On May 18, Ukraine and the world commemorate the victims of the Genocide of the Crimean Tatar People
On May 18, 1944, the first echelon of Crimean Tatars was sent to Central Asia from the peninsula. In total, more than 180,000 people were deported. The operation was carried out by NKVD troops numbering 32,000 people.
The Crimean Tatars were given from a few minutes to half an hour to gather. Then they were taken to the railway stations by trucks. From there, in echelons, in tightly closed freight cars – to the places of exile – to Uzbekistan and the neighbouring regions of Kazakhstan and Tajikistan. Small groups went to the Mari Autonomous Soviet Socialist Republic, the Urals, and the Kostroma region of Russia. On the way, people were rarely and poorly fed, the dead were buried near the railway track, or not buried at all.
Among the reasons for the eviction, the USSR authorities cited the desertion of the Crimean Tatars from the Red Army, cooperation with the Nazis, and the massacre of Soviet partisans.
For more than 20 years, the communist regime denied the criminal nature of its actions. In 1967, the Verkhovna Rada of the USSR recognised the groundlessness of the total accusation against the Crimean Tatars. However, unlike other “punished peoples”, they were not given the right to return to Crimea. Only in 1989, the Soviet parliament declared deportation illegal and criminal.
Genocide witness Enver Abibullayev (born on March 10, 1942 (actually March 15, 1939) in the village of Ai-Serez) recalled:
“On May 18, 1944, early in the morning, it was still dark, and the military broke into the house – there were two officers, and our father’s relative was with them. She lived in Nyzhniohirsk, so she understood the Russian language. She explained to us that we and all the Crimean Tatars were moving out. They warned us to take the most necessary things and to gather quickly. All of us, five children, slept under a common blanket, mother – separately with her younger sister. They announced eviction orally and with no official document read.
Regarding the decision of the State Defense Committee No. 5859 ss. “On the Crimean Tatars” of May 11, 1944, where special emigrants were allowed to take their personal belongings, clothing, household equipment, dishes and food in the amount of up to 500 kg per family, we were not informed.
Our gathering point was near the village cemetery where the American Studebakers were. Each car was loaded with 8-9 families. The evicted were taken to the railway station in Feodosia. A soldier with a machine gun accompanied us to the station, sitting in the rear right corner of the Studebaker.
At the railway station in Feodosia, we were immediately loaded into the cars of the echelons standing there. The wagons were intended for the transportation of livestock, they were specially converted for those evicted. Bunk beds were made from fresh boards for more capacity. We settled on the shelf near the window, Mother, on the move, in her arms completely pushed her little sister out of this window when it was necessary. Later, until her death, she shuddered with fear at the mention of it. For the adult toilet, a burlap fence was made in the middle of the car, where the floor was perforated. We children never used that toilet. There were lots of people in the carriage, some women were ashamed to go to that toilet, and in the parking lots, they went under the echelons as needed.

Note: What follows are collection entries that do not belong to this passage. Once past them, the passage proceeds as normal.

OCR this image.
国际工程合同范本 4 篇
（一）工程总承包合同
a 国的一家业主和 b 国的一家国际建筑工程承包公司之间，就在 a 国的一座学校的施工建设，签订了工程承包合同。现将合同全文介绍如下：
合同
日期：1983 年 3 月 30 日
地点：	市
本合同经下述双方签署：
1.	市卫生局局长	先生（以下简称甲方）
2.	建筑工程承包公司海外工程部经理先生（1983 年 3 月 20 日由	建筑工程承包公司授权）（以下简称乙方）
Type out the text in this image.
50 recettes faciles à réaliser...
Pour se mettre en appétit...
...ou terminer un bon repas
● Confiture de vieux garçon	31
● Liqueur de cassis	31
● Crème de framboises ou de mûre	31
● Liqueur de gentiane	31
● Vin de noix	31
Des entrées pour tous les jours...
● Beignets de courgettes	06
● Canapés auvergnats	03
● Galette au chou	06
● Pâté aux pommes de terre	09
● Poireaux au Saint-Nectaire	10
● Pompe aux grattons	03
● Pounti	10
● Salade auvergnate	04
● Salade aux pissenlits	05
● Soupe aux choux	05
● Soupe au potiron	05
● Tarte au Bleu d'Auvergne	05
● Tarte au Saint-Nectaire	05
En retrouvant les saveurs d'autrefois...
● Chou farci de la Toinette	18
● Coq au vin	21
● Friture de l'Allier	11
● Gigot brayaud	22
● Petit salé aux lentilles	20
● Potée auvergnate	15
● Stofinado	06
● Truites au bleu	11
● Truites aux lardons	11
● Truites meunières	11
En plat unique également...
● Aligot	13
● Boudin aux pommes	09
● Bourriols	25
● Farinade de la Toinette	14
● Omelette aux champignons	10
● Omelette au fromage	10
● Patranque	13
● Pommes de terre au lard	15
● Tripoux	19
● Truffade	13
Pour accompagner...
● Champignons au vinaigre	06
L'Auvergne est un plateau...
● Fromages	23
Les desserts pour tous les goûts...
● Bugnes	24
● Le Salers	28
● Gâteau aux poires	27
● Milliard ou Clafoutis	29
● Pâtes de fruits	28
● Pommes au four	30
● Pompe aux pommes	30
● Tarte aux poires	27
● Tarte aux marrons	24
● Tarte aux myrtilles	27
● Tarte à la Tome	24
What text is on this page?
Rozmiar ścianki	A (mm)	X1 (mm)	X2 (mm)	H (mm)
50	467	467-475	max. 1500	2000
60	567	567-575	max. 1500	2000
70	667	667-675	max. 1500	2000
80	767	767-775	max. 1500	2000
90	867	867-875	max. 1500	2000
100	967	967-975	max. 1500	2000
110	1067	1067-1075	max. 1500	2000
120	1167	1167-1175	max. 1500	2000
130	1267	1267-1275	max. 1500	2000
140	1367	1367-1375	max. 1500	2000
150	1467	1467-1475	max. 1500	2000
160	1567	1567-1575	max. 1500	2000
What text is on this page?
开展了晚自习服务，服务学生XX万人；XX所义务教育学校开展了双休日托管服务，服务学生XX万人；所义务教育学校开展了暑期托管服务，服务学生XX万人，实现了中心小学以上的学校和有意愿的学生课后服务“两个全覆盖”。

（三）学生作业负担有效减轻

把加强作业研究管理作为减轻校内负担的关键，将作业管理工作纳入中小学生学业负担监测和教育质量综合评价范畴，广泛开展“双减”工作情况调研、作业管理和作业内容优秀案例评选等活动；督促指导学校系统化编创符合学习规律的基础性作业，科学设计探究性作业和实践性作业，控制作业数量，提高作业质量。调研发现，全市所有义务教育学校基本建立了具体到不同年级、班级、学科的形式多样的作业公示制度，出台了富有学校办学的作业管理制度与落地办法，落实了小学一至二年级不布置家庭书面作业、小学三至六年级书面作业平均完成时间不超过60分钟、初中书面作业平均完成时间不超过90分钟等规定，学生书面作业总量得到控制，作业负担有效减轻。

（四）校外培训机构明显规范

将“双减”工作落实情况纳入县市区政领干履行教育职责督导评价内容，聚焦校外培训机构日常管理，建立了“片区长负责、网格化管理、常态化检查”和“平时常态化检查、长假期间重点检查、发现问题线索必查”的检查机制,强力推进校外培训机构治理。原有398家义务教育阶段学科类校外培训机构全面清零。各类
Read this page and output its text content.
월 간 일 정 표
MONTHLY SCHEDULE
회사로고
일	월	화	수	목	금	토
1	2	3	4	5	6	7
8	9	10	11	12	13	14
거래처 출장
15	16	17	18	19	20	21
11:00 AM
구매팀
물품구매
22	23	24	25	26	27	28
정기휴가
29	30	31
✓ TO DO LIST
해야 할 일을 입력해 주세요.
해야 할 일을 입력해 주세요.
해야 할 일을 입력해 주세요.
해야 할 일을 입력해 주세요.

There were no conditions for cooking in the echelons. Women prepared the dough and in the parking lots, hastily making a hearth out of stones, baked it in a pan. How long the train will be at the stop was not announced. They were just about to start baking, and then the accompanying soldiers shouted: “On the wagons!!!” People grab hot pans with half-baked dough and run to their cars, they will finish baking at the next parking lot. In general, everyone ate as much as they could while traveling, there was no organized food from the state.
There were no conditions for cooking in the echelons. Women prepared the dough. And in the parking lots, hastily making a fire out of stones, baked it in a pan. How long the train will be at the stop was not announced. They were just about to start baking, and when the accompanying soldiers shouted: “To the wagons!!!” People grabbed hot pans with half-baked dough and ran to their cars: they will finish baking at the next parking lot. In general, everyone ate as much as they could while travelling as there was no organised food from the state.
There was no mention of State Defense Committee Decree No. 5859. There was no sanitary or medical service. On the way, people got sick, there were also deaths. The corpses of people in parking lots were carried out and left without burial.
We were on the road for 15 days. On June 3, they arrived at the “Asaka” station in the city of Leninsk, Andijan region, UzRSR. We were unloaded at this station, where we lived under a canopy for three days. Even before our arrival, we were distributed to districts and collective farms, but no one came to pick us up, so we had to stay at the station for so long. It turns out that the Moscow super fascism while evicting us, slandered us as cannibals, so no one wanted to come after us, no one wanted to be eaten.”
After the occupation by the troops of the Republic of Crimea in 2014, the Crimean Tatars again experienced repression and persecution for not accepting and resisting the Russian occupation. According to the head of the Mejlis of the Crimean Tatar people, Refat Chubarov, there are currently about 120 Crimean Tatars among political prisoners in the Russian Federation.